= Koovarji Karsan Rathor =

Koovarji Karsan Rathor, Rai Saheb (1900-1977) was a Kutchi railway & civil contractor, businessman & philanthropist from Cuttack, India.

==Early life ==
He was born to Karsan Bhima Rathor in Madhapar, who belonged to KGK community of Kutch. His father Karsan Bhima was a noted railway contractor, who settled in Cuttack, while doing railway contract. The Shail Shree Palace in Bolangir belonging to royal family of Patna Raj was constructed in 1910 by Karsan Bhima Rathor, Jagmal Bhima Rathor & Parbat Vira of Khambhra and other Kutchi contractors. Further, Karsan Bhima and his elder brother Jagmal Bhima were the contractors, who were involved in building of railway lines from Kharagpur to Cuttack during the years 1892 to 1898 along with other contemporary Mistri contractors like Manji Jeram of Madhapar, Khora Ramji and others from Sinugra, Khambhra, etc.
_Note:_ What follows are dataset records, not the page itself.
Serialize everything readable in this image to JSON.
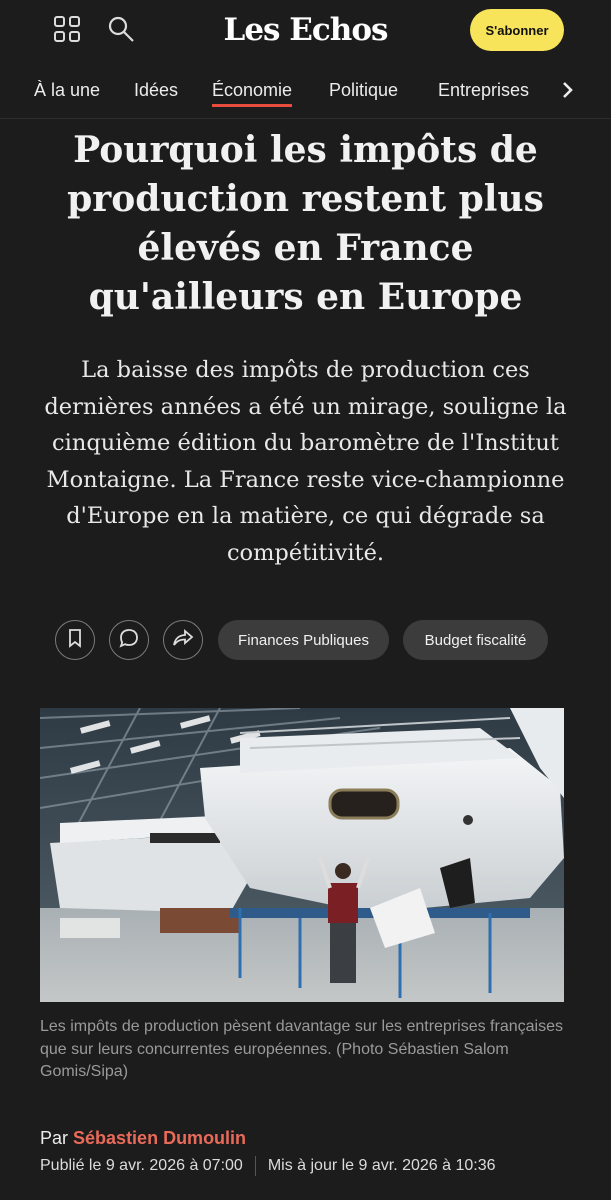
{
  "header": {
    "logo": "Les Echos",
    "subscribe_label": "S'abonner",
    "icons": [
      "grid-icon",
      "search-icon"
    ]
  },
  "nav": {
    "items": [
      {
        "label": "À la une",
        "active": false
      },
      {
        "label": "Idées",
        "active": false
      },
      {
        "label": "Économie",
        "active": true
      },
      {
        "label": "Politique",
        "active": false
      },
      {
        "label": "Entreprises",
        "active": false
      }
    ],
    "more_icon": "chevron-right-icon"
  },
  "article": {
    "title": "Pourquoi les impôts de production restent plus élevés en France qu'ailleurs en Europe",
    "lede": "La baisse des impôts de production ces dernières années a été un mirage, souligne la cinquième édition du baromètre de l'Institut Montaigne. La France reste vice-championne d'Europe en la matière, ce qui dégrade sa compétitivité.",
    "actions": [
      "bookmark-icon",
      "comment-icon",
      "share-icon"
    ],
    "tags": [
      "Finances Publiques",
      "Budget fiscalité"
    ],
    "image_caption": "Les impôts de production pèsent davantage sur les entreprises françaises que sur leurs concurrentes européennes. (Photo Sébastien Salom Gomis/Sipa)",
    "byline_prefix": "Par",
    "author": "Sébastien Dumoulin",
    "published": "Publié le 9 avr. 2026 à 07:00",
    "updated": "Mis à jour le 9 avr. 2026 à 10:36"
  },
  "colors": {
    "background": "#1c1c1c",
    "accent": "#e74c3c",
    "subscribe": "#f7e45a",
    "author": "#ea6a59"
  }
}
In 1897 they were involved in laying the lines and building the bridge over Dhelang River in Khurda Road to Puri section for Bengal Nagpur Railway, in 1902 works in Gondia - Jabalpur section, in 1906 works in Gondia - Nagbhid section and in 1910 the Tatanagar - Gorumahsini section with other Mistri railway contractors of Kutch. They have also done works of building palaces, courts & highway in erstwhile princely states of Mayurbhanj, Patna, Keonjhar & Sundargarh.
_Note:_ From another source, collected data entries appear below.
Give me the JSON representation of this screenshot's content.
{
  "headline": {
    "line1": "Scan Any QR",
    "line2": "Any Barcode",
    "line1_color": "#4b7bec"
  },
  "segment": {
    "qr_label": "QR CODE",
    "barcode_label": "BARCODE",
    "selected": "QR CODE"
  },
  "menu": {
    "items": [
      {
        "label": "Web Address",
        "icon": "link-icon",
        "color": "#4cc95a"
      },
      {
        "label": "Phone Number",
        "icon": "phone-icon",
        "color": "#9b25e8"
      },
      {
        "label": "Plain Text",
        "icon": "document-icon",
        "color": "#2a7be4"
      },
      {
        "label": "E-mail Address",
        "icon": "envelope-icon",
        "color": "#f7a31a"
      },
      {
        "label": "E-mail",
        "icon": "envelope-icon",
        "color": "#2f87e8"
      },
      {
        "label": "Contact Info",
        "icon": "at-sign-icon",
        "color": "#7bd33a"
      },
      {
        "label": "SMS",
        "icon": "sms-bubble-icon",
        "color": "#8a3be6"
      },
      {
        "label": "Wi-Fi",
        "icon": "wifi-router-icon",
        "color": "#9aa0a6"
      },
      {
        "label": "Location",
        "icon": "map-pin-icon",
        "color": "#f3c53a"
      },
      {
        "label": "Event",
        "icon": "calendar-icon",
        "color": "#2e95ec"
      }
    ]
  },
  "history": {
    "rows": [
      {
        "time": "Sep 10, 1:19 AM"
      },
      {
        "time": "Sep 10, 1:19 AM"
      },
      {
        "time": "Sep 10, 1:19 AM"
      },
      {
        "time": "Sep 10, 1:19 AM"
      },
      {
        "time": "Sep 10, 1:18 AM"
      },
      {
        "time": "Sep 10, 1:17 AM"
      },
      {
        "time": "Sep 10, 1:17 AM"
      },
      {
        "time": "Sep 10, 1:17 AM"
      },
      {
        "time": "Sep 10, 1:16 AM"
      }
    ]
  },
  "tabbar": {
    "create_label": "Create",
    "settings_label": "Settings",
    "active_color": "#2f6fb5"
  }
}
Koovarji Karsan did his primary education in Madhapar and later studied from various school in Mayurbhanj and Cuttack. He joined his father's business along with his brother Raghu Karson, as railway & civil contractor. But later he diversified into other businesses and started ice factory & flour mill in Cuttack named Bhima Ice Factory in the year 1922. Further, he also started another factory by same name at Chilika in 1928. Looking into plight of poor fisher-mans, he for many years, did not take storage charges from them. The present Ice Factory Road in Cuttack is named after their ice-factory. He also started cold storage and ice factories in Kalapada, Behrampore and Babugam.
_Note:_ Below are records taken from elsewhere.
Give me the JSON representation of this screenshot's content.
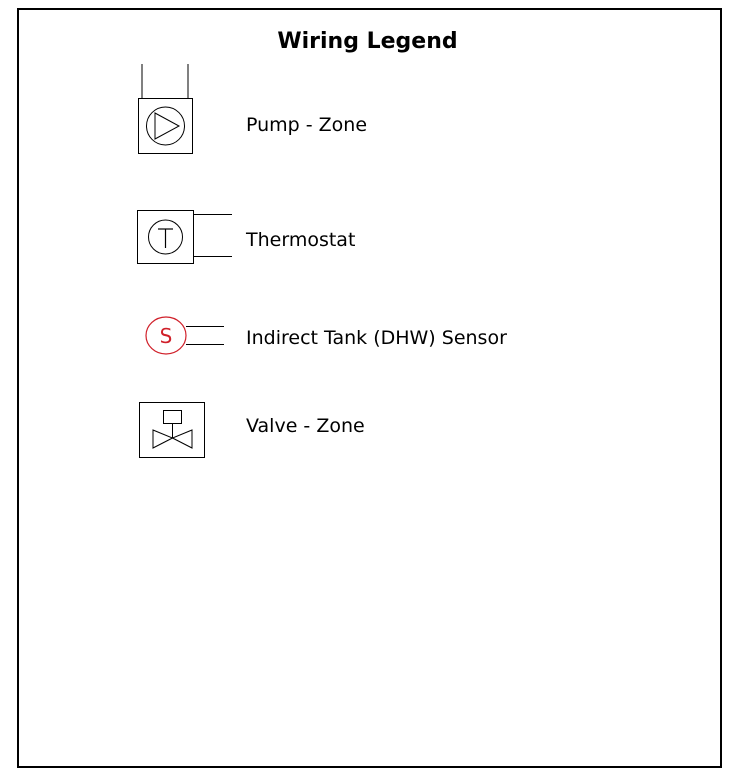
{
  "legend": {
    "title": "Wiring Legend",
    "items": [
      {
        "icon": "pump-icon",
        "label": "Pump - Zone"
      },
      {
        "icon": "thermostat-icon",
        "label": "Thermostat"
      },
      {
        "icon": "sensor-icon",
        "label": "Indirect Tank (DHW) Sensor",
        "symbol_letter": "S",
        "symbol_color": "#d0202a"
      },
      {
        "icon": "valve-icon",
        "label": "Valve - Zone"
      }
    ]
  },
  "colors": {
    "line": "#000000",
    "frame": "#000000",
    "sensor_accent": "#d0202a",
    "background": "#ffffff"
  }
}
Later in 1929 he was one of the founder director of Cuttack Electric Supply Co Ltd. He also started and owned a cinema hall and several hotels with his brother Raghu Karsan and was one of the big land-owners at Cuttack.
He was also noted for his philanthropy works like starting of school named Gujarati Pathshala in 1928, which was renamed Anglo-Gujarati School at Cuttack in 1941. Further, he also started a library having more than three thousand books at Cuttack in year 1931. He was given title of Rai Sahib in 1942 by British for his works in development of railways, industries and philanthropy. He also started a Dharamshala & public dispensary in Cuttack and Puri for pilgrims and also built a Shiva temple in Cuttack, in memory of his father in 1964.

In his ancestral village at Madhapar in Kutch, the huge artificial pond made by his uncle, Jagmal Bhima Rathor in 1900, is today known as Jagasagar Lake, named after its builder. His father Karasan Bhimjee also built an artificial lake with steps near Suralbhit Temple, which today is known by name Karasan Bhimjee's pond.